As evidence, he pointed to the fact that the protection of children is increasingly incorporated into the mandates of peacekeeping operations, while the UN Children's Fund (UNICEF) and the UN Department of Peacekeeping Operations have prepared a training package on the issue for those deploying to the field.
Above all, the envoy cited the "complete innovation" of stationing designated child protection advisers in the office of the senior official heading the peacekeeping mission to ensure "that the issue of child protection is being taken seriously, is being mainstreamed and has truly become part of the raison d'être of peacekeeping missions."
Asked about media reports regarding abuses by peacekeepers, Mr.
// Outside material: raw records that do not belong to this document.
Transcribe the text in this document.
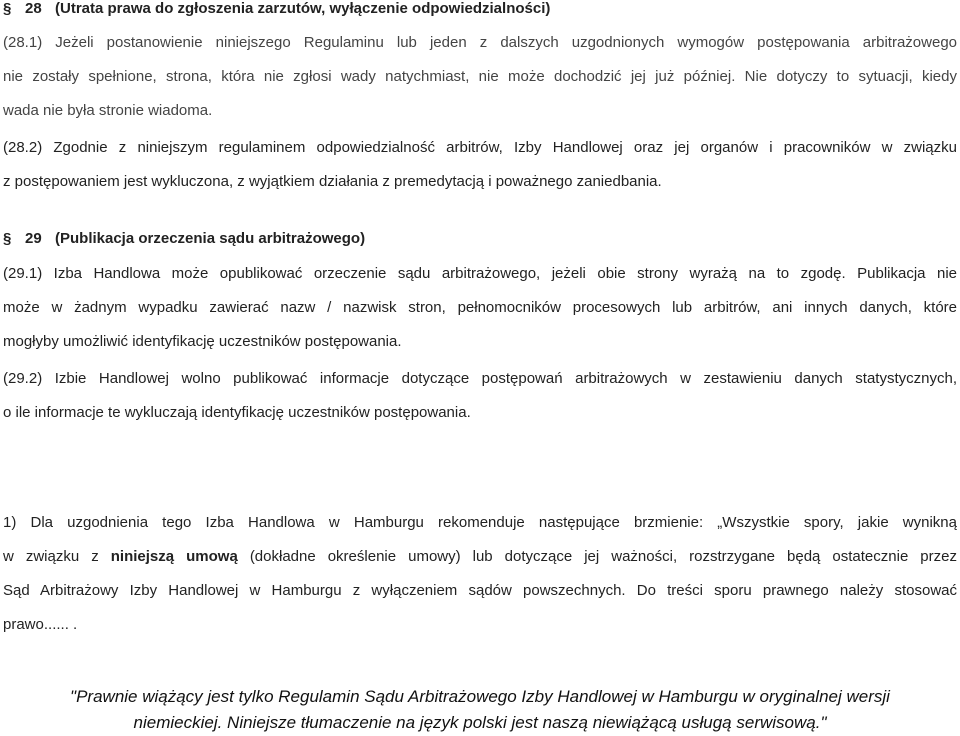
§ 28 (Utrata prawa do zgłoszenia zarzutów, wyłączenie odpowiedzialności)
(28.1) Jeżeli postanowienie niniejszego Regulaminu lub jeden z dalszych uzgodnionych wymogów postępowania arbitrażowego
nie zostały spełnione, strona, która nie zgłosi wady natychmiast, nie może dochodzić jej już później. Nie dotyczy to sytuacji, kiedy
wada nie była stronie wiadoma.
(28.2) Zgodnie z niniejszym regulaminem odpowiedzialność arbitrów, Izby Handlowej oraz jej organów i pracowników w związku
z postępowaniem jest wykluczona, z wyjątkiem działania z premedytacją i poważnego zaniedbania.
§ 29 (Publikacja orzeczenia sądu arbitrażowego)
(29.1) Izba Handlowa może opublikować orzeczenie sądu arbitrażowego, jeżeli obie strony wyrażą na to zgodę. Publikacja nie
może w żadnym wypadku zawierać nazw / nazwisk stron, pełnomocników procesowych lub arbitrów, ani innych danych, które
mogłyby umożliwić identyfikację uczestników postępowania.
(29.2) Izbie Handlowej wolno publikować informacje dotyczące postępowań arbitrażowych w zestawieniu danych statystycznych,
o ile informacje te wykluczają identyfikację uczestników postępowania.
1) Dla uzgodnienia tego Izba Handlowa w Hamburgu rekomenduje następujące brzmienie: „Wszystkie spory, jakie wynikną
w związku z niniejszą umową (dokładne określenie umowy) lub dotyczące jej ważności, rozstrzygane będą ostatecznie przez
Sąd Arbitrażowy Izby Handlowej w Hamburgu z wyłączeniem sądów powszechnych. Do treści sporu prawnego należy stosować
prawo...... .
"Prawnie wiążący jest tylko Regulamin Sądu Arbitrażowego Izby Handlowej w Hamburgu w oryginalnej wersji
niemieckiej. Niniejsze tłumaczenie na język polski jest naszą niewiążącą usługą serwisową."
Otunnu said child protection officers are mandated to refer any allegations of abuse to the highest authority for action. "That is part of their responsibility," he said. "If there are abuses, then they bring to the attention to the head of mission that this is happening and something must be done about it right away."
The UN has a strict "zero tolerance" policy in place. "We must be very vigilant that any misbehaviour, any abuses and exploitation are dealt with swiftly and without complacency," he said.
The Special Representative was first appointed in 1997, and subsequent resolutions of the Security Council mandated that peacekeeping missions protect children.
"We've come a very long way as far as incorporating and making child protection an important aspect of the work of peacekeepers," Mr. Otunnu said.
At the same time, he called for intensified action to address key questions: "Is enough being done to really focus on the needs of children, whether it is demobilizing them from armed groups, whether it is investing enough to rehabilitate schools, whether it is ensuring that girls who have been exposed to sexual violence are given the attention they deserve?" he asked.
Mr. Otunnu emphasized that good intentions must be backed by funds. "We need to be sure that in terms of resources we are not giving lip service," he said.